Ворча, мать уплыла в свою комнату, а Наташа, подождав, пока закроется дверь, направилась в ванную, по пути споткнувшись о толстого трехцветного кота тети Лины, которому вздумалось прогуляться. Включив свет, она открыла дверь и скользнула внутрь, щелкнув задвижкой.
Часть таблеток размялась во вспотевшем кулаке и, высыпав димедрол в унитаз, Наташа включила воду и начала задумчиво оттирать ладони. Сейчас, когда безумная волна отчаяния и ярости схлынула и вернулась способность размышлять более-менее здраво, Наташа снова вспомнила то, что ей недавно сказала бесконечно счастливая Людмила Тимофеевна.
Я порекомендую вас всем своим знакомым. У них у многих такого добра хватает, и вы сможете очень круто подзаработать… Вы просто волшебница… И вы поймете — Ковальчуки — не какая-нибудь там шваль, Ковальчуки благодарить умеют!
Я порекомендую вас всем…
А что же ответила ей Наташа? Растерянно промямлила «спасибо!» И все? Нет, слава богу хватило потом ума попросить не рекламировать ее очень уж широко… и помочь она может не каждому… да и не в деньгах тут дело.
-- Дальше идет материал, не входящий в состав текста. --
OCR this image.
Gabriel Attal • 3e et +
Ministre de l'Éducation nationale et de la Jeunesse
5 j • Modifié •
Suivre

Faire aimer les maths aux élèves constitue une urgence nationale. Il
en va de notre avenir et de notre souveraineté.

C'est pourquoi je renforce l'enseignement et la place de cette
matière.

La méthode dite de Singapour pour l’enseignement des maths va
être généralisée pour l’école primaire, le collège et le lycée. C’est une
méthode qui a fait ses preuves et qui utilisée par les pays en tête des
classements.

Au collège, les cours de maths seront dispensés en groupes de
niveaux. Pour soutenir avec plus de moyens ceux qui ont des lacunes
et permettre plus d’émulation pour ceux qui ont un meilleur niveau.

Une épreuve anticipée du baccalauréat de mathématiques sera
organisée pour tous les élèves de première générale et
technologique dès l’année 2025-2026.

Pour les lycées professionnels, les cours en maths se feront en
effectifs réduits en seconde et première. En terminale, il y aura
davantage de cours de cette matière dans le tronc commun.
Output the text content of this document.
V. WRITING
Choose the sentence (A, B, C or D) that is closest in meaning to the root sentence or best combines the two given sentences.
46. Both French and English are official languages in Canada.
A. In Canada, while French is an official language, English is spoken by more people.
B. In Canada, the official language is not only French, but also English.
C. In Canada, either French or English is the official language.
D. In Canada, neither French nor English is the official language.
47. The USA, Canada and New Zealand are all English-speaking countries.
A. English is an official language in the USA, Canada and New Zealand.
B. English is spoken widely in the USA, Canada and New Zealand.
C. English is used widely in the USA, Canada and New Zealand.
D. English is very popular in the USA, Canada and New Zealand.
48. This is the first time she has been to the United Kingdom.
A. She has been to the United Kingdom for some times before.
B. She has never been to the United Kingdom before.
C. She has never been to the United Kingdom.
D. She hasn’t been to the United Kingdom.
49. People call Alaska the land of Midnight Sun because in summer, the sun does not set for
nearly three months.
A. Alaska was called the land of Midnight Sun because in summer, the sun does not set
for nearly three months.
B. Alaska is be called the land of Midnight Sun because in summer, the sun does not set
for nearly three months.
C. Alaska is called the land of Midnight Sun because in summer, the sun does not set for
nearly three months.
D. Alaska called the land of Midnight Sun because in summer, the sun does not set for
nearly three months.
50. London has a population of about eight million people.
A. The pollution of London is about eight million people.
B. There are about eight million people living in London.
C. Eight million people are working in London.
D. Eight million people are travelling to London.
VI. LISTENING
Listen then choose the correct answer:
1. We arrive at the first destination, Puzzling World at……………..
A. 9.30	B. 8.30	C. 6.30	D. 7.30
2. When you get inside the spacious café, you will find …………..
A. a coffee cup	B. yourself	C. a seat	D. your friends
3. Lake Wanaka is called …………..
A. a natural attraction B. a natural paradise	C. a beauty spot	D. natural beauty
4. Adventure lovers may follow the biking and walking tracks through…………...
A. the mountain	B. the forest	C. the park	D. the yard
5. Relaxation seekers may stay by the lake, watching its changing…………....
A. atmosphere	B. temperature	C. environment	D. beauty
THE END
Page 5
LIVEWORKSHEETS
Я хочу сама выбирать. Сама решать, кому помочь. И посмотреть, кто и как будет благодарить. Не то, чтобы мне нужна эта благодарность… но это, конечно же, приятно. Крайне приятно будет… может быть. А владеть таким даром и ничего не делать — разве это само по себе не преступление? Не порок?
Закрыв воду и вытерев руки, Наташа подняла глаза к зеркалу и оттуда на нее глянуло распухшее от слез, несчастное лицо потерянного человека… но взгляд был жестким… он хотел бы проникнуть поглубже, внутрь самого себя. На секунду ей снова показалось, что она видит знакомые хищные черты давно умершего художника, принесшего все в жертву своему искусству.
Нет, если жить, то и работать. Нельзя по другому. Никак.
Наташа, осторожно ступая, вернулась в комнату. Слава успел задремать на ее постели, свесив ноги и откинув голову на согнутую руку. Наташа тихо опустилась рядом и несколько минут смотрела на него, а потом, вдруг поддавшись внезапному порыву, наклонилась и коснулась губами его щеки. Но тут же отпрянула, словно твердая, слегка колючая щека обожгла ей губы. Слава был не ее, он принадлежал Наде, пусть Нади уже и нет в живых. Да и тем более Слава, сам-то Слава… он ведь никогда…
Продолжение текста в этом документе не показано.